La physionomie mobile du jeune garde s’était rembrunie.

— Je vais être obligé de vous dire adieu, dit-il, je pars tout-à-l’heure. Quand penses-tu venir me rejoindre, Paul ?

— Mes affaires sont terminées ici, je vais partir pour le Havre la semaine prochaine, de sorte que, si le « Montcalm » n’est pas en retard, je serai près de toi dans un mois et demi.

— Alors, au revoir, mon cher Paul. Monsieur O’Reilly, j’espère que nous nous reverrons un jour, en attendant, adieu ! Et, très ému, Georges serra la main des jeunes gens et s’élança hors du cabaret.

— C’est un charmant garçon que ton ami de Villarnay, et quelle étrange ressemblance : elle tromperait l’œil d’une mère.

— C’est vrai, en ayons-nous assez mystifié au collège. Un jour, un professeur nouvellement arrivé de province m’infligea une retenue pour je ne sais plus quelle peccadille. Dans le corridor, il croisa Georges qui descendait tranquillement, les mains dans ses poches. Il l’interpella brusquement :

— C’est ainsi que vous tenez compte de ma défense, Monsieur ?

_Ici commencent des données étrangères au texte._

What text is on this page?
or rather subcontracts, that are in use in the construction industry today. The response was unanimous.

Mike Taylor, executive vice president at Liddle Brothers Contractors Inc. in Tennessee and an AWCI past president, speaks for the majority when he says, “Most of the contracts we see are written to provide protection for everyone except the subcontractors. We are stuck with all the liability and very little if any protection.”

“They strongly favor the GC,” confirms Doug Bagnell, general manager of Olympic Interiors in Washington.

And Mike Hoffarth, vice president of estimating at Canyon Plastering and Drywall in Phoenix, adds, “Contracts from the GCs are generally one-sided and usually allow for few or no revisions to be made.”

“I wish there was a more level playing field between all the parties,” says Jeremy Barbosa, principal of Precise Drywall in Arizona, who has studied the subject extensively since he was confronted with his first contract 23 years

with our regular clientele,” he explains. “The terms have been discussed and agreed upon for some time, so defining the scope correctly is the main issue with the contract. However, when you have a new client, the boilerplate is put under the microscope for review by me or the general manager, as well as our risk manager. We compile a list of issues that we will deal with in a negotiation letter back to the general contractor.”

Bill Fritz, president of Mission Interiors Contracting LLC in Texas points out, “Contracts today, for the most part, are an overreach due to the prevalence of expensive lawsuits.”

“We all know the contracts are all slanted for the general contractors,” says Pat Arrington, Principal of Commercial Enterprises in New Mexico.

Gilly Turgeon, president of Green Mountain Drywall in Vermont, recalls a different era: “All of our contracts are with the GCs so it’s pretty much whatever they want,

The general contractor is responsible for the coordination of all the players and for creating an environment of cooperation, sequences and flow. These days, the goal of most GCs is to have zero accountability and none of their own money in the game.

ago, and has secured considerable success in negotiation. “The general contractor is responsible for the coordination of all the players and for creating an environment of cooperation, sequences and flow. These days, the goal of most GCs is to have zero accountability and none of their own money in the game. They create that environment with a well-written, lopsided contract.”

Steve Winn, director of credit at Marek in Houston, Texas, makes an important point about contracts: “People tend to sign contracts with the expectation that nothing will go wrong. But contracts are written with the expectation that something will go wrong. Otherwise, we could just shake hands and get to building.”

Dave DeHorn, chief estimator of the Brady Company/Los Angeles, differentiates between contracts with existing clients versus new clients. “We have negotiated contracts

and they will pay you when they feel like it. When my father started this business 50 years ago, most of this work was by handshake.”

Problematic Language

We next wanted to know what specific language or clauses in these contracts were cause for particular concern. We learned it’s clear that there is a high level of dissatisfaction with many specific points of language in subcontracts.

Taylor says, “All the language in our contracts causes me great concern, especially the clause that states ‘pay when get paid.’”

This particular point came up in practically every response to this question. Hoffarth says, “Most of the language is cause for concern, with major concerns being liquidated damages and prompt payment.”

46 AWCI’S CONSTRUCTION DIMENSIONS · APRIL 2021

Georges ouvrit des yeux étonnés. Plus âgé que moi, il était dans une classe plus élevée que la mienne, et ce professeur lui était inconnu.

— Que voulez-vous dire, monsieur ? demanda-t-il.

— Ce que je veux dire ? Elle est bonne celle-là. Montez à votre classe, Monsieur Paul Merville.

Georges se mit à rire.

— Vous vous trompez, monsieur, je suis Georges de Villarnay.

— Un mensonge maintenant, vous aggravez votre faute, monsieur.

— Vous allez me suivre et je vais vous montrer mon ami Paul bien tranquille là où vous l’avez laissé.

— Paul, dit Georges, en entrant dans la classe où j’étais en train d’écrire, veux-tu dire à monsieur que ce n’est pas toi qui te promènes dans les corridors ?

Le professeur était un homme d’esprit ; il trouva l’aventure si plaisante qu’il me permit de suivre mon camarade et nous appela, désormais, les deux jumeaux. À présent, viens, nous allons passer la soirée à mon hôtel.

Ils causèrent longtemps. Harry écrivit une longue lettre pour Lilian dans laquelle il mit un mot pour son oncle et un billet pour Marguerite lui disant son espoir de la revoir bientôt, et l’exhortant à se montrer ferme, qu’elle aurait, sous peu, un protecteur dans la personne de Paul qui allait tout tenter pour se rapprocher d’elle en dépit de la mauvaise volonté de leur belle-mère.

— Priez pour moi, petite amie, disait-il en terminant, j’ai peur d’être obligé de suivre mon cousin Murray en Canada ; priez, afin que je puisse concilier ces deux devoirs : devoir d’amitié et devoir de soldat.

Le lendemain, Harry reprenait la route de Londres, et, quelques jours plus tard, Paul partait pour se rendre au Havre.